Excepting the conference banquet, the extent of my dining this 11 day trip was all casual, and centred on just a few cuisine types: tonkatsu, beef bowls, and ramen. Ramen across the restaurants I tried were all minimally at least decent, and surprisingly, some of the ramen restaurants in Singapore are where their Japanese counterparts are at too, as far as my taste buds can tell. The Singapore restaurants include our favourite family ramen place – Ramen Keisuke Tonkotsu King Matsuri at Parkway Parade. Good tonkatsu in Singapore is harder to find, but our current favourite is Gochi-So Shokudo at Seletar Mall.
The wife has very fond memories of a katsu restaurant in Kyoto Station that we went to during our 2010 Japan trip, and that dining experience is blogged here. I’m a huge fan of tonkatsu – basically deep fried breaded pork cutlets and was continually trying different restaurants’ take of this Japanese dish during this 11 day trip. No, this was not the only thing I exclusively dined on, but the restaurant that I thought whipped up the best version of it this trip is Saboten, reportedly one of the largest Katsu restaurant chains in Japan, and with quality to match too. I visited the chain twice: once in Canal City, and another at Kitte Hakata mall and had the same item: Kenbiton Pork Loin Cutlet 150g (¥1,490/SGD19 including tax).

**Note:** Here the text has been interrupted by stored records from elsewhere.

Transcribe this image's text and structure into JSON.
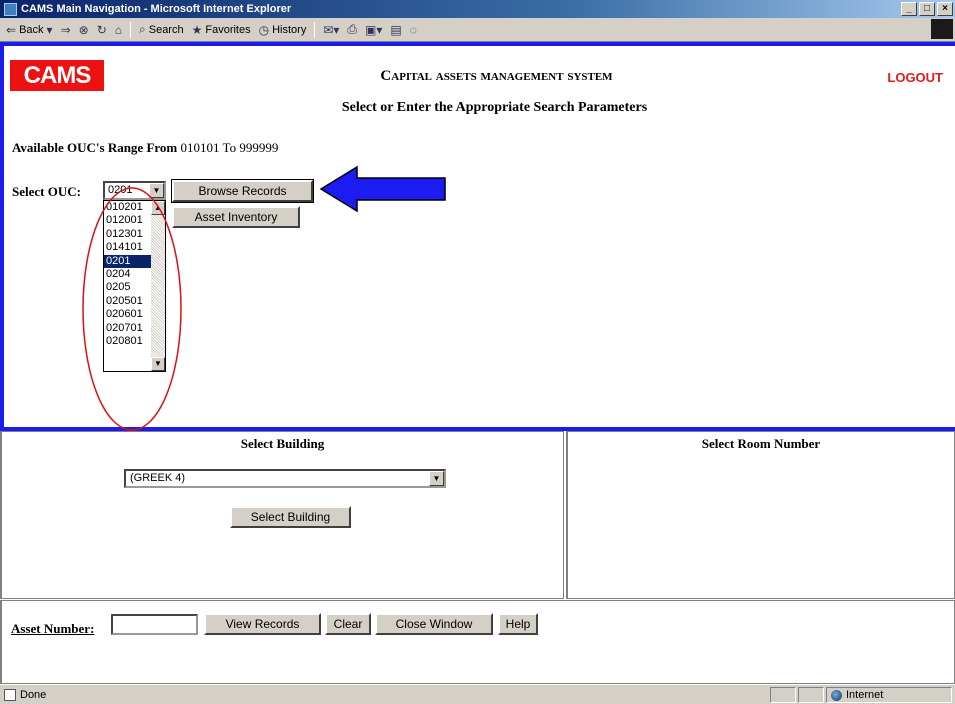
{
  "window": {
    "title": "CAMS Main Navigation - Microsoft Internet Explorer",
    "buttons": [
      "_",
      "□",
      "×"
    ]
  },
  "toolbar": {
    "back": "Back",
    "search": "Search",
    "favorites": "Favorites",
    "history": "History"
  },
  "header": {
    "logo": "CAMS",
    "system_title": "Capital assets management system",
    "logout": "LOGOUT",
    "subtitle": "Select or Enter the Appropriate Search Parameters"
  },
  "ouc": {
    "range_label": "Available OUC's Range From",
    "range_from": "010101",
    "range_to_label": "To",
    "range_to": "999999",
    "select_label": "Select OUC:",
    "selected_value": "0201",
    "options": [
      "010201",
      "012001",
      "012301",
      "014101",
      "0201",
      "0204",
      "0205",
      "020501",
      "020601",
      "020701",
      "020801"
    ],
    "selected_index": 4
  },
  "buttons": {
    "browse_records": "Browse Records",
    "asset_inventory": "Asset Inventory",
    "select_building": "Select Building",
    "view_records": "View Records",
    "clear": "Clear",
    "close_window": "Close Window",
    "help": "Help"
  },
  "building": {
    "heading": "Select Building",
    "selected": "(GREEK 4)"
  },
  "room": {
    "heading": "Select Room Number"
  },
  "asset": {
    "label": "Asset Number:",
    "value": ""
  },
  "status": {
    "text": "Done",
    "zone": "Internet"
  },
  "colors": {
    "frame_border": "#1c1cf0",
    "logo_bg": "#ee1111",
    "logout": "#e21b1b",
    "annotation_arrow": "#1c1cf0",
    "annotation_ellipse": "#dd1111"
  }
}
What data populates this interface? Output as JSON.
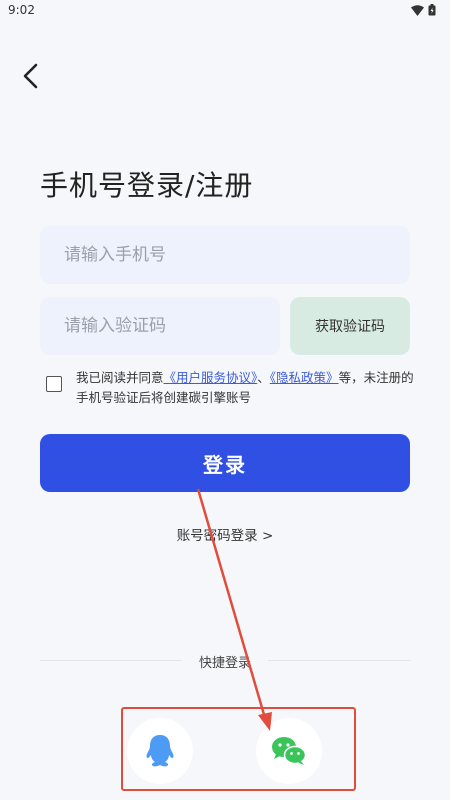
{
  "status": {
    "time": "9:02"
  },
  "title": "手机号登录/注册",
  "phone": {
    "placeholder": "请输入手机号",
    "value": ""
  },
  "code": {
    "placeholder": "请输入验证码",
    "value": "",
    "button_label": "获取验证码"
  },
  "agreement": {
    "prefix": "我已阅读并同意",
    "link_terms": "《用户服务协议》",
    "separator": "、",
    "link_privacy": "《隐私政策》",
    "suffix": "等，未注册的手机号验证后将创建碳引擎账号",
    "checked": false
  },
  "login_button": "登录",
  "password_login": "账号密码登录 >",
  "quick_login": {
    "label": "快捷登录"
  },
  "colors": {
    "primary": "#2f50e2",
    "input_bg": "#eef2fd",
    "code_button_bg": "#d8ebe3",
    "link": "#3b5bd9",
    "annotation": "#e14c3c",
    "qq": "#4e9bf5",
    "wechat": "#3bc45a"
  },
  "icons": [
    "back-arrow-icon",
    "wifi-icon",
    "battery-icon",
    "qq-icon",
    "wechat-icon"
  ]
}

Just to get a couple more things out of the way; the dining places in the places I saw were invariably offering Japanese cuisine, with a few of the obvious western fast food places, e.g. McDonald’s, or fusion types like Saizeriya. In the Tenjin area, I walked past a single a restaurant serving non-Japanese fare, specifically Indian food; and that’s it. This is one of those things I really appreciate about dining in South-East Asia – it’s a melting pot of cuisines. A typical dining hall will see Malay, Indian, Chinese, Western, Japanese, and possibly also Thai and Vietnamese cuisines. There were also no street food to speak of, aside from the Freedom Night Market I visited on Day 01 evening. If you want freshly cooked food in sit-down fashion, in Japan, it’s a restaurant. Lastly, the Japanese are fully capable of ruining their own famous recipes. I had a truly awful tonkatsu meal at a restaurant while at Miyajima Island. The pork cutlet had a bland taste, and was not in any way succulent and that it’d been cooked for far too long. And it was badly overpriced at ¥1,500/SGD19. But I was hungry, it was raining, and this was the one restaurant I could find that had seats.